ECLI:NL:RBDHA:2022:10499
Rechtbank Den Haag
- Eerste aanleg - enkelvoudig
- Rechtspraak.nl
Afwijzing verzoek om proceskostenvergoeding in asielzaak
In deze zaak heeft de voorzieningenrechter van de Rechtbank Den Haag uitspraak gedaan op het verzoek van een asielzoeker, die zijn aanvraag niet in behandeling genomen zag door de staatssecretaris van Justitie en Veiligheid. De staatssecretaris had op 14 juli 2022 besloten dat Duitsland verantwoordelijk was voor de behandeling van de asielaanvraag. De verzoeker heeft hiertegen beroep ingesteld en verzocht om een voorlopige voorziening. Echter, hij trok zijn verzoek om een voorlopige voorziening in en vroeg in plaats daarvan om veroordeling van de staatssecretaris in de proceskosten. De rechtbank heeft de staatssecretaris in de gelegenheid gesteld om op dit verzoek te reageren, wat op 17 augustus 2022 gebeurde.

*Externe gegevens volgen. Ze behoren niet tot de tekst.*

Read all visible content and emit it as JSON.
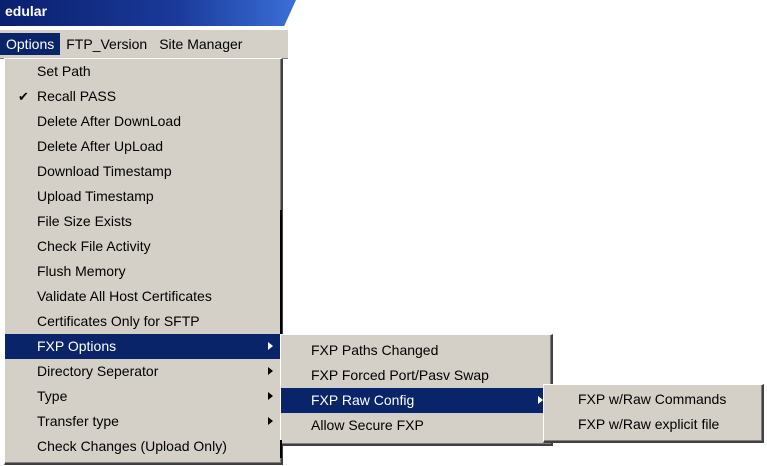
{
  "window": {
    "title": "edular"
  },
  "menubar": {
    "items": [
      "Options",
      "FTP_Version",
      "Site Manager"
    ]
  },
  "options_menu": {
    "items": [
      {
        "label": "Set Path"
      },
      {
        "label": "Recall PASS",
        "checked": true
      },
      {
        "label": "Delete After DownLoad"
      },
      {
        "label": "Delete After UpLoad"
      },
      {
        "label": "Download Timestamp"
      },
      {
        "label": "Upload Timestamp"
      },
      {
        "label": "File Size Exists"
      },
      {
        "label": "Check File Activity"
      },
      {
        "label": "Flush Memory"
      },
      {
        "label": "Validate All Host Certificates"
      },
      {
        "label": "Certificates Only for SFTP"
      },
      {
        "label": "FXP Options",
        "submenu": true,
        "highlighted": true
      },
      {
        "label": "Directory Seperator",
        "submenu": true
      },
      {
        "label": "Type",
        "submenu": true
      },
      {
        "label": "Transfer type",
        "submenu": true
      },
      {
        "label": "Check Changes (Upload Only)"
      }
    ],
    "check_glyph": "✔"
  },
  "fxp_menu": {
    "items": [
      {
        "label": "FXP Paths Changed"
      },
      {
        "label": "FXP Forced Port/Pasv Swap"
      },
      {
        "label": "FXP Raw Config",
        "submenu": true,
        "highlighted": true
      },
      {
        "label": "Allow Secure FXP"
      }
    ]
  },
  "raw_menu": {
    "items": [
      {
        "label": "FXP w/Raw Commands"
      },
      {
        "label": "FXP w/Raw explicit file"
      }
    ]
  }
}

De voorzieningenrechter heeft op basis van de Algemene wet bestuursrecht (Awb) uitspraak gedaan zonder zitting. De rechtbank overweegt dat de veroordeling in proceskosten is geregeld in de artikelen 8:75 en 8:75a van de Awb. Deze artikelen zijn ook van toepassing op de procedure voor voorlopige voorzieningen. De rechtbank stelt vast dat er geen sprake is van tegemoetkomen door de staatssecretaris, omdat de verzoeker zelf zijn verzoek om een voorlopige voorziening heeft ingetrokken. De rechtbank komt tot de conclusie dat er niet voldaan is aan de voorwaarden voor vergoeding van proceskosten, en wijst het verzoek om proceskostenvergoeding af.
De uitspraak is gedaan door mr. J.F.I. Sinack, in aanwezigheid van griffier mr. Ż.A. Meinert, en is openbaar gemaakt. Tegen deze uitspraak staat geen hoger beroep of verzet open.